The last quatrain begins with an odd seven meters, which is an uneven and unusual meter for a poem to have, but Dickinson does use the seven syllable line quite frequently.  Sometimes it is acceptable to have an occasional 7 meter line mixed in with iambic tetrameter, and it is usually taken as such, “given” an extra syllable per say, but not in this poem.

The last two lines are iambic pentameter, in pattern with the first stanza.

“There’s a certain Slant of light” traces a person’s enlightenment the moment it happens.  It is a short journey, there is no recall of a previous spiritual, mental, or physical journey, only the moment of enlightenment.  The narrator could be omnipotent, omniscient or first person, although there is no reference to first person in the poem.  It is however, written as though it was experienced firsthand. This poem consists of four quatrain stanzas.    This rhyming poem has an ABCB rhyme pattern in all stanzas, which makes it sing-songy, or a hymnal poem in addition to being a time poem.

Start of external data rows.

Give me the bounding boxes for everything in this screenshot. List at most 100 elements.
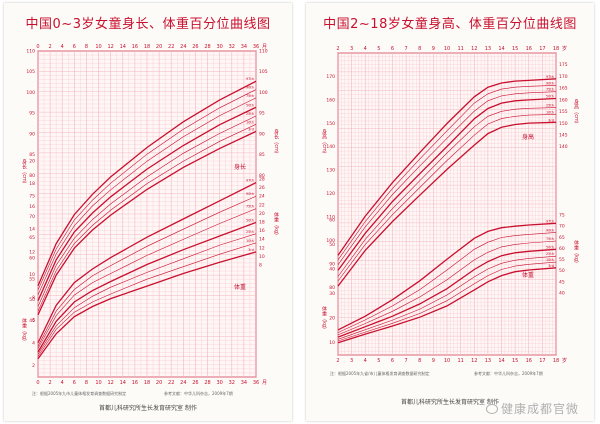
right-weight-tick-label: 26 [259,185,265,191]
x-tick-label-top: 9 [432,46,435,52]
x-tick-label-bottom: 8 [418,358,421,364]
x-tick-label-bottom: 20 [156,380,162,386]
height-curve [37,89,257,291]
height-curve [37,130,257,316]
height-curve [337,85,557,261]
right-weight-tick-label: 65 [559,235,565,241]
x-tick-label-top: 30 [216,44,222,50]
chart-title: 中国0~3岁女童身长、体重百分位曲线图 [25,17,271,32]
right-height-tick-label: 105 [259,69,268,75]
height-curve [37,80,257,287]
x-tick-label-top: 2 [49,44,52,50]
right-weight-tick-label: 50 [559,268,565,274]
height-percentile-label: 50th [546,94,554,98]
height-series-label: 身高 [522,133,534,141]
height-curve [337,107,557,277]
x-tick-label-bottom: 16 [132,380,138,386]
growth-chart-girls-2-18: 中国2~18岁女童身高、体重百分位曲线图 2 2 3 3 4 4 5 5 6 6 7 7 8 8 9 9 10 1… [306,3,594,421]
height-curve [337,91,557,265]
weight-tick-label: 20 [329,316,335,322]
weight-tick-label: 12 [29,249,35,255]
x-tick-label-bottom: 12 [471,358,477,364]
height-axis-label-right: 身长（cm） [273,129,279,157]
right-height-tick-label: 90 [259,131,265,137]
height-curve [37,115,257,307]
right-weight-tick-label: 14 [259,237,265,243]
x-tick-label-bottom: 16 [526,358,532,364]
weight-axis-label-right: 体重（kg） [573,239,579,266]
x-tick-label-top: 4 [364,46,367,52]
right-weight-tick-label: 22 [259,202,265,208]
x-tick-label-top: 8 [85,44,88,50]
height-tick-label: 160 [326,97,335,103]
weight-percentile-label: 75th [546,237,554,241]
weight-percentile-label: 3rd [248,248,254,252]
weight-tick-label: 18 [29,181,35,187]
x-tick-label-bottom: 22 [168,380,174,386]
height-percentile-label: 3rd [548,118,554,122]
height-percentile-label: 97th [546,75,554,79]
height-tick-label: 75 [29,194,35,200]
weight-axis-label: 体重（kg） [321,305,327,332]
x-tick-label-bottom: 36 [253,380,259,386]
x-tick-label-bottom: 2 [49,380,52,386]
weight-percentile-label: 90th [546,228,554,232]
weight-tick-label: 16 [29,204,35,210]
x-tick-label-top: 6 [73,44,76,50]
weight-tick-label: 8 [32,295,35,301]
source-note: 注：根据2005年九市儿童体格发育调查数据研究制定 [32,391,127,396]
right-height-tick-label: 100 [259,90,268,96]
x-tick-label-bottom: 28 [204,380,210,386]
height-tick-label: 130 [326,168,335,174]
x-tick-label-top: 34 [241,44,247,50]
source-note: 注：根据2005年九省/市儿童体格发育调查数据研究制定 [330,371,430,376]
x-tick-label-top: 4 [61,44,64,50]
weight-percentile-label: 75th [246,205,254,209]
right-height-tick-label: 160 [559,97,568,103]
chart-2-18-svg: 2233445566778899101011111212131314141515… [321,45,579,364]
x-tick-label-top: 26 [192,44,198,50]
height-percentile-label: 90th [246,86,254,90]
x-tick-label-top: 20 [156,44,162,50]
x-tick-label-top: 12 [107,44,113,50]
x-tick-label-bottom: 6 [73,380,76,386]
x-tick-label-bottom: 3 [350,358,353,364]
weight-curve [337,222,557,331]
weight-curve [37,233,257,355]
height-percentile-label: 90th [546,81,554,85]
height-curve [337,97,557,271]
right-height-tick-label: 170 [559,74,568,80]
x-tick-label-top: 2 [336,46,339,52]
weight-tick-label: 10 [329,340,335,346]
height-tick-label: 80 [29,173,35,179]
x-tick-label-top: 18 [144,44,150,50]
height-percentile-label: 10th [246,120,254,124]
height-tick-label: 120 [326,191,335,197]
height-tick-label: 70 [29,214,35,220]
weight-tick-label: 60 [329,217,335,223]
weight-axis-label-right: 体重（kg） [273,211,279,238]
weight-percentile-label: 97th [546,219,554,223]
height-axis-label-right: 身高（cm） [573,99,579,127]
watermark-text: 健康成都官微 [501,402,580,416]
height-curve [337,121,557,287]
height-percentile-label: 10th [546,110,554,114]
footer-credit: 首都儿科研究所生长发育研究室 制作 [401,399,499,406]
weight-percentile-label: 10th [246,239,254,243]
x-tick-label-top: 13 [485,46,491,52]
x-tick-label-top: 22 [168,44,174,50]
right-weight-tick-label: 24 [259,194,265,200]
x-tick-label-bottom: 10 [95,380,101,386]
height-percentile-label: 50th [246,103,254,107]
x-tick-label-top: 14 [498,46,504,52]
x-tick-label-bottom: 7 [405,358,408,364]
height-tick-label: 90 [329,261,335,267]
weight-tick-label: 10 [29,272,35,278]
weight-percentile-label: 25th [246,230,254,234]
weight-curve [37,251,257,360]
x-tick-label-bottom: 10 [444,358,450,364]
weight-tick-label: 20 [29,159,35,165]
height-tick-label: 110 [326,215,335,221]
height-tick-label: 80 [329,285,335,291]
right-weight-tick-label: 10 [259,254,265,260]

The meter is trochaic.  In the first three stanzas, there are alternating patterns of seven and five syllables respectively.  The last stanza has eight and five syllables alternating.

“I felt a Cleaving in my Mind” is interesting because the poem refers to the brain being split into two, and the actual poem itself is made up of two stanzas of equal length and meter, much as is a brain symmetrical and proportional and in sync when functioning properly. The time sequence here is one that traces a person’s madness.  The narrator, the author herself, writes of a moment in time where she could not assemble the pieces or remember something, and therefore time was as disjointed as the task.

There is an ABCB rhyme pattern in both stanzas.  The meter alternates every other line between iambic tetrameter and iambic trimeter throughout both stanzas.  The poem has a very pleasing, almost lighthearted rhythm to it, which is in stark contrast to the overall theme or message of the poem.  The tone almost mocks the moment. “The first Day’s Night had come – " traces a journey from a past experience to the beginning of a new moment and carries on to the future, recalling the life changing moment.  The climax is either the onset of madness or a blocking of a memory.  The narrator is the author.  She is present in the poem.

The poem consists of five stanzas.  There is one rhyme pattern present in the poem, and that is in the first stanza.  The rhyme pattern is ABCB.  There is no noticeable rhyme pattern in other stanzas.  The meter in this poem is as follows for all five stanzas: two lines of iambic trimeter, one line of iambic tetrameter and one line of iambic trimeter. “Pain – expands the Time” is a short poem of two stanzas.  The time reference in this particular poem deals with something actually influencing time – pain. There is unequal meter in the third line of each quatrain. The second stanza has a noticeable rhyme pattern of ABCB.